Phillips Farm

Phillips Farm

James R. Phillips

The Phillips Farm originated more than a century ago, when David Arthur Phillips purchased 160 acres of farmland south of Shelbyville in December 1910. In the early 1800s, the land was known as Holt’s Campground and was the site of religious camp meetings. Later on, the land was the site of a brief encampment of Confederate troops during the Civil War. A trench 100 yards long is still visible along what is now U.S. 231 South.

David and his wife, Bessie Campbell, raised corn, wheat, horses and mules, cattle and hogs on the farm. In 1912, the farmhouse burned, and the family moved into a two-room sharecropper’s cabin while their home was being rebuilt.
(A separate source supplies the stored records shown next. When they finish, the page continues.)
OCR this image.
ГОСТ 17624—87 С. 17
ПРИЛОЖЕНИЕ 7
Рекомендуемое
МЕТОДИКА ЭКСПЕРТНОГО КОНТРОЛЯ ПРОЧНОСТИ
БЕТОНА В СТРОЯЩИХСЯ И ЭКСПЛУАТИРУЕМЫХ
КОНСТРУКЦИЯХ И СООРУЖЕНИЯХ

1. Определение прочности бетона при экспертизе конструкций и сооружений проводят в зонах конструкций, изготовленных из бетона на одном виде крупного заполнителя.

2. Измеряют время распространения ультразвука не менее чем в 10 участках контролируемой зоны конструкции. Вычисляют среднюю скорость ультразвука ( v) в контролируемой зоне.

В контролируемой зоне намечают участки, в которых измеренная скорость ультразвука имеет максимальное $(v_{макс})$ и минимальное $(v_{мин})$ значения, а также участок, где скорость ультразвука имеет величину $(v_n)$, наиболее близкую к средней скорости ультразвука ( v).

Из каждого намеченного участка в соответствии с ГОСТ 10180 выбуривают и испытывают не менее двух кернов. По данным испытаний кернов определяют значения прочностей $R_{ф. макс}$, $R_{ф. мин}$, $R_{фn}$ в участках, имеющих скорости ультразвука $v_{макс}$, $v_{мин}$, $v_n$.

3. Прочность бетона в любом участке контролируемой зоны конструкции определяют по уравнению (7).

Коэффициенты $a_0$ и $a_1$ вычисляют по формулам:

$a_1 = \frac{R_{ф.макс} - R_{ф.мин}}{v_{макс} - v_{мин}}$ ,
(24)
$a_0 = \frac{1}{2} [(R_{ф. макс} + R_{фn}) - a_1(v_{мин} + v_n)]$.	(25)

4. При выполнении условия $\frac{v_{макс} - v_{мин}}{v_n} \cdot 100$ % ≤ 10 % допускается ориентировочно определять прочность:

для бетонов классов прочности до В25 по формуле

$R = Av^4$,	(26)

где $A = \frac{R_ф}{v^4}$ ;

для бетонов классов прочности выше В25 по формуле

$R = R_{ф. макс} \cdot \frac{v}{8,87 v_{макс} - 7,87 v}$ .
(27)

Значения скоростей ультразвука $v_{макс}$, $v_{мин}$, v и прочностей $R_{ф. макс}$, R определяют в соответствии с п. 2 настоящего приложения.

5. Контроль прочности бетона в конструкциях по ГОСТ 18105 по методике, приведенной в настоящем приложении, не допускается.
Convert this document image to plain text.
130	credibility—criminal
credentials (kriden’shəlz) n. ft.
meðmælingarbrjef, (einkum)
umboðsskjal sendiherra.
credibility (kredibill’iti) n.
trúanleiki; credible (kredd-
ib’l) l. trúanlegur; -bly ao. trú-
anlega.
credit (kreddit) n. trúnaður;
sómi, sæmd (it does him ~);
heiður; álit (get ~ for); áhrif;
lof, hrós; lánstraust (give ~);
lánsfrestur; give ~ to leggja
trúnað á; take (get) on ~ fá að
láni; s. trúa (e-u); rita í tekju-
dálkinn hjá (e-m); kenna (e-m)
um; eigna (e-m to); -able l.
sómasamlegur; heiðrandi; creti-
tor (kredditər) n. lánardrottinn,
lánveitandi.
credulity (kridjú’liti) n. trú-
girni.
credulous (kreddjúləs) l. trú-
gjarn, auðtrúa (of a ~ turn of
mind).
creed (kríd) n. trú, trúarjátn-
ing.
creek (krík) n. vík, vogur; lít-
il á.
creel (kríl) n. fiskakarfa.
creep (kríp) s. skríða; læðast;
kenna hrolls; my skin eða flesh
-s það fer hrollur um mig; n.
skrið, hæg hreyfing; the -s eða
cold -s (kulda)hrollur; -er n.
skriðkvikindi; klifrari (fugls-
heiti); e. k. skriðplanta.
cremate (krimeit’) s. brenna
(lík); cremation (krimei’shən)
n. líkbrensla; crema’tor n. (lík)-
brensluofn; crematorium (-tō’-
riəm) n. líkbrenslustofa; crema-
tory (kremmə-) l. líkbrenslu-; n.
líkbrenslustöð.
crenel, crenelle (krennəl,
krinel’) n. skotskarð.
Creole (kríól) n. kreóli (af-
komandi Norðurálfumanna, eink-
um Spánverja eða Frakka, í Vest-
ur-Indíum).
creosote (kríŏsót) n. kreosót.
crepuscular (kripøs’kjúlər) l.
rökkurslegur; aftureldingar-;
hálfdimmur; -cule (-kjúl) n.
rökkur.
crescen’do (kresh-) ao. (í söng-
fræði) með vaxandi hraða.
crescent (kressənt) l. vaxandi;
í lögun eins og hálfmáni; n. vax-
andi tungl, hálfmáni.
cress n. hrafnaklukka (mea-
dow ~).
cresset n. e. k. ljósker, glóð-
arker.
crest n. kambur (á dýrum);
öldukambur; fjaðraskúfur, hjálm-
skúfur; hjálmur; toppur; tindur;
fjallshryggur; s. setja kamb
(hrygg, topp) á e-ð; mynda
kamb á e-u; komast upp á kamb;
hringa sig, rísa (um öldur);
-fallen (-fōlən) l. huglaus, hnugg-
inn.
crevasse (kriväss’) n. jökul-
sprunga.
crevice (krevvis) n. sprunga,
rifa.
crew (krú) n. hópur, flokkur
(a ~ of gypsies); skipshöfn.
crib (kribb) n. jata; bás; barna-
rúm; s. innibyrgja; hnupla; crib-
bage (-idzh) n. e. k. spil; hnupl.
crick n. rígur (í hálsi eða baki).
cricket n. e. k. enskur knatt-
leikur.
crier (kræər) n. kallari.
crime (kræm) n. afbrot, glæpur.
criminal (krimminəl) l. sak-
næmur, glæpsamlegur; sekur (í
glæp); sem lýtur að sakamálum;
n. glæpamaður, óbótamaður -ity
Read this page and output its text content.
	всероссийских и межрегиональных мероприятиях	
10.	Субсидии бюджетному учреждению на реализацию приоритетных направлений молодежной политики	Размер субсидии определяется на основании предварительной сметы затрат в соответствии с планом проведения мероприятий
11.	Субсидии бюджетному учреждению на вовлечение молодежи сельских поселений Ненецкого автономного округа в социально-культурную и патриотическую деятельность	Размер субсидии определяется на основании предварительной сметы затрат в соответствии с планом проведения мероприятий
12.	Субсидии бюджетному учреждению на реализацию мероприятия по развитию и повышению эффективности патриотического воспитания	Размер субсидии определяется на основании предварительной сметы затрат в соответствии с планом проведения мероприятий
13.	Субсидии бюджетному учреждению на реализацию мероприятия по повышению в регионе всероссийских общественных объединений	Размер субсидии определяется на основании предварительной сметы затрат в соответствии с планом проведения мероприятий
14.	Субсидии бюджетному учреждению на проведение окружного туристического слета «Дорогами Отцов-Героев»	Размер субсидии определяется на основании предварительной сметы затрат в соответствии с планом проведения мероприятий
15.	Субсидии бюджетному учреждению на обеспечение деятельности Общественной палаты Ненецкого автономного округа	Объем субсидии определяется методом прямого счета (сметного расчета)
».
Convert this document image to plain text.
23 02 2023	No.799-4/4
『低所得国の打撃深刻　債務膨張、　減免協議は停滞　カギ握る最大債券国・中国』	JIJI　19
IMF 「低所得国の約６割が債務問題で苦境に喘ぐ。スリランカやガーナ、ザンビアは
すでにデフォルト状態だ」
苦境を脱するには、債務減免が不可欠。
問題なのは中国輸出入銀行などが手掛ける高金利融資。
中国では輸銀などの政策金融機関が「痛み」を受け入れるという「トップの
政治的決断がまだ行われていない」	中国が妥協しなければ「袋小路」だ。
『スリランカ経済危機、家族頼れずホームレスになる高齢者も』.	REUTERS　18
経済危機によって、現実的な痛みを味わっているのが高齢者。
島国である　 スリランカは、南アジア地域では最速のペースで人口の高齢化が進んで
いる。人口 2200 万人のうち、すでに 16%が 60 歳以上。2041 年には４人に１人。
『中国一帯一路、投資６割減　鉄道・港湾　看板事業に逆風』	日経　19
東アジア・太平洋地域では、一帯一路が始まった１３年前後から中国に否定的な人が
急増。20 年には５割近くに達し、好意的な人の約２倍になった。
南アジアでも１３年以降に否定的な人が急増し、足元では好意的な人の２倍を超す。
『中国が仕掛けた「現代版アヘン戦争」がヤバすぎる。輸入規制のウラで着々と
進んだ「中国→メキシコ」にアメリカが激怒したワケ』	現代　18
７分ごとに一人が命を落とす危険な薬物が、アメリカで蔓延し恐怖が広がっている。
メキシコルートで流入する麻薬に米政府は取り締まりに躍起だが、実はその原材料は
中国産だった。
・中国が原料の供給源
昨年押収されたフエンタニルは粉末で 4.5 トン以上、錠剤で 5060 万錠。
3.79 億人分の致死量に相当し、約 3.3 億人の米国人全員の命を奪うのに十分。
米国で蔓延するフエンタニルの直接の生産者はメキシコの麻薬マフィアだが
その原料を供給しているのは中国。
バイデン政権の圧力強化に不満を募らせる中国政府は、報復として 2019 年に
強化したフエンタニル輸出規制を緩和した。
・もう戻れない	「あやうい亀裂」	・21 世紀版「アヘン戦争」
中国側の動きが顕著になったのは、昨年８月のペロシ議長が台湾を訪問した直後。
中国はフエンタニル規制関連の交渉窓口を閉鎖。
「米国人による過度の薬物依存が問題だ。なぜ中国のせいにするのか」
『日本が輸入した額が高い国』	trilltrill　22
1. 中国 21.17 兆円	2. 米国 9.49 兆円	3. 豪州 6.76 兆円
One of their three children, Claude Wilson, was born in that cabin and spent his first winter there.

In 1970, Claude Wilson Phillips inherited 120 acres of the family farm. Although he did not own the land until 1970, Claude had worked on the farm where he was born from the late 1920s until his death in 1984. Claude and his wife, Lucille Dennis, and their children, James and Jettie raised corn, wheat, barley, beef cattle, hay and pasture. During World War II, the farm was the site of war games under Gen. George S. Patton as he prepared his troops to fight in the European theater.

James R. Phillips acquired the family farm in 1990. Of the 95 acres he farms, 16 belonged to his grandfather. James raises beef cattle with an emphasis on quality hay production and pasture. James and his wife, Marilyn Bryant, live on the farm that is a place not only of family and agricultural history, but religious and military history as well.